I’m back in the U.S. It’s been a crazy whirlwind of a few days, to say the least. First, the long flight back. Then getting settled in at my oldest son’s home. Making a quick run up to Santa Barbara to visit with my granddaughter before she moves out of State. Adjusting to the small, but still discombobulating time change. Anyway, I’ve finally got settled in enough to reflect on my time in Bogota and to share a few pictures and thoughts with you.
So, here I’m looking up the street just outside my hostel’s front door…
….and down the street…..
….and around the corner. As I’ve said before on this blog, I’m not a big fan of dolls, so I think this is a pretty good use for them!
Here are a few pictures of the town square.
On the way toward Bolívar Square, I would pass by the the museums I wrote about in my post titled “El Dia de los Museos…” However, in that post I forgot to show you the art that was outside the Botero Museum.
I think this is so cool. I’m pretty sure it’s steel – it’s got that rusty patina.
Just a big sheet of steel sort of snaking its way down the steps. Really neat.
One of the favorite things I do in any town or village, any city anywhere I travel is simply to walk around. You get to see folk eye to eye and say hello, you get a sense of the pace of a town, you can stop and take pictures and not zoom by as you do in a car or bus. It’s a simple pleasure, but it’s one I enjoy.
I love the patina of these two doors.
Okay, by now I’m sure you’re getting the idea that…..
….Bogota is colorful….
…most of the time. It’s definitely artful. Here are a few murals I especially like.
Can you say Klimt?
A work in progress. I love the water color feel of this one.
This reminds me of old copper.
So, in all that, I’m sure you saw Michael Jackson, but did you see Stimpy? Did you see the guy sleeping on the divide in the freeway?
Bogota is a modern city and home to about 8 million people.
I took these two photos from the top of the building where the Emerald Museum was.
This is one of many city parks. I stumbled upon it while strolling around looking for murals. I really like this blue and green building (as buildings go).
You’ll see something like that, then turn a corner and find a scene like this.
Beautiful columns on an old building.
By the time I arrived in Bogota, the notion that I’d be returning to the States was invading my mind. I’d try to shake it off and just be completely where I was, but at times, it was difficult. I wanted my travels to continue. But, I wanted to see family and friends, too. I’ve talked with many another traveler who’s had the same experience. I guess it’s normal. Maybe what I’m trying to say is that while I was in both Bogota and Medellin I had a sense of melancholy. I kept to myself a bit more than I normally do (which is actually quite a lot, anyway) and just wandered around. I didn’t do the “normal” tourist things in Bogota, but I don’t necessarily travel somewhere to do the normal tourist things, anyway.

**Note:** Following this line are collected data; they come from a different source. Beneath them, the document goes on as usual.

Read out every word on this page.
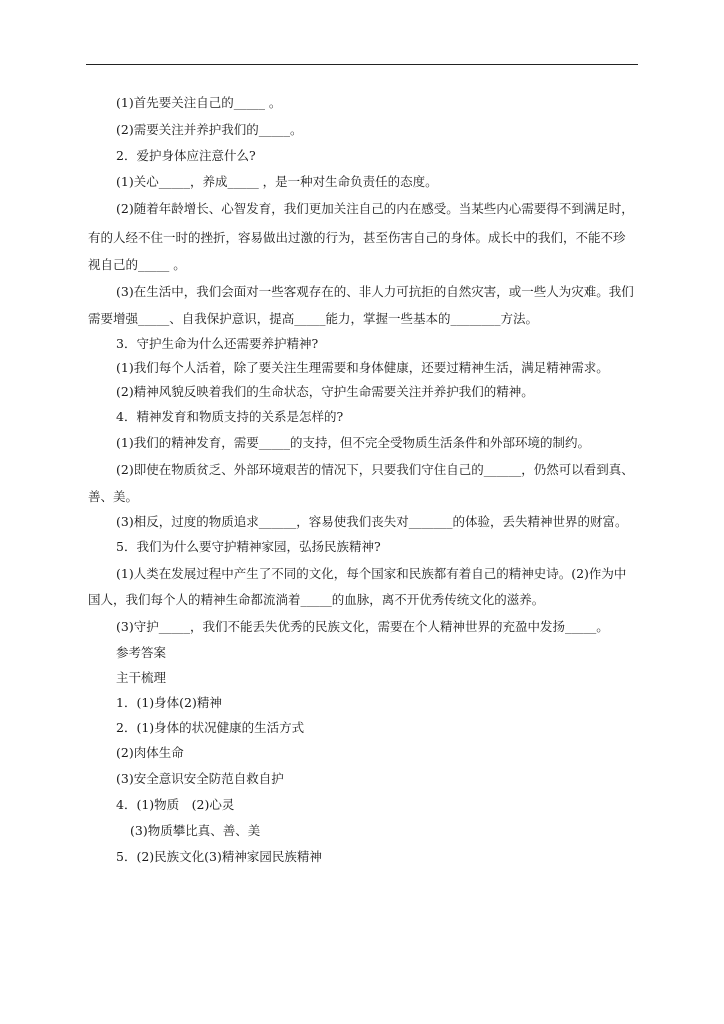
(1)首先要关注自己的_____ 。
(2)需要关注并养护我们的_____。
2．爱护身体应注意什么?
(1)关心_____，养成_____ ，是一种对生命负责任的态度。
(2)随着年龄增长、心智发育，我们更加关注自己的内在感受。当某些内心需要得不到满足时，
有的人经不住一时的挫折，容易做出过激的行为，甚至伤害自己的身体。成长中的我们，不能不珍
视自己的_____ 。
(3)在生活中，我们会面对一些客观存在的、非人力可抗拒的自然灾害，或一些人为灾难。我们
需要增强_____、自我保护意识，提高_____能力，掌握一些基本的________方法。
3．守护生命为什么还需要养护精神?
(1)我们每个人活着，除了要关注生理需要和身体健康，还要过精神生活，满足精神需求。
(2)精神风貌反映着我们的生命状态，守护生命需要关注并养护我们的精神。
4．精神发育和物质支持的关系是怎样的?
(1)我们的精神发育，需要_____的支持，但不完全受物质生活条件和外部环境的制约。
(2)即使在物质贫乏、外部环境艰苦的情况下，只要我们守住自己的______，仍然可以看到真、
善、美。
(3)相反，过度的物质追求______，容易使我们丧失对_______的体验，丢失精神世界的财富。
5．我们为什么要守护精神家园，弘扬民族精神?
(1)人类在发展过程中产生了不同的文化，每个国家和民族都有着自己的精神史诗。(2)作为中
国人，我们每个人的精神生命都流淌着_____的血脉，离不开优秀传统文化的滋养。
(3)守护_____，我们不能丢失优秀的民族文化，需要在个人精神世界的充盈中发扬_____。
参考答案
主干梳理
1．(1)身体(2)精神
2．(1)身体的状况健康的生活方式
(2)肉体生命
(3)安全意识安全防范自救自护
4．(1)物质　(2)心灵
(3)物质攀比真、善、美
5．(2)民族文化(3)精神家园民族精神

Bogota is an easy city to walk around in and, wow, will you get your exercise! Lots of hilly streets. Also, there are many street vendors everywhere from whom you can buy freshly cut fruit to munch on while you stroll around, which I loved (not so common in Medellin). I wish we had that sort of thing in the States.
This is something I would not have thought I’d see. Nescafe? Really? But, I’m told most of the good coffee is shipped outside of Colombia. I’m no coffee connoisseur, so it matters not to me. But, still….Nescafe?
I think this may be the most neatly trimmed palm tree I’ve ever seen.
An amaryllis, just in time for Christmas.
Juxtaposition of old and new.
This photo’s for my son, Paul. He’ll get it.
And these next two are for my granddaughter, Éva. I used to love to skateboard way back in the late 60’s/early 70’s and she skates now. (:
This one reminds me of a photo I have in this post from Ha Noi.
More great street art.
One thing I couldn’t avoid doing (due to sheer lack of willpower) during my last few days in Colombia was to eat as many buñuelos as humanly possible.
Oh, my lord, they’re delicious. They’re basically big balls of fried dough, honestly. But the dough has Costeño cheese in it, which is a very mild cheese and, if I hadn’t been told, I’m not sure I would have been able to identify it as cheese at all. They are incredibly yummy and, served hot with a cup of café con leche? Heaven.
So, I think my posts may be a bit more sporadic (than they already are) for a while. My activities will, I think understandably, be more family centered. I’m sure we’ll go places and do things now and then that may be “blog post worthy.” But, mostly, it’ll be school and work for the kids and grandkids and digging in the garden for me.
I can’t put into words how wonderful it’s been to roam around South America. What beauties I’ve seen and heard and smelled and felt! I’m looking forward to more travel in the future – hopefully later this year. But for now, I just want to thank you for following my blog. I so enjoy sharing my photos and experiences with you. Please stay tuned!
Good night, South America. I miss you already and hope to see you again soon.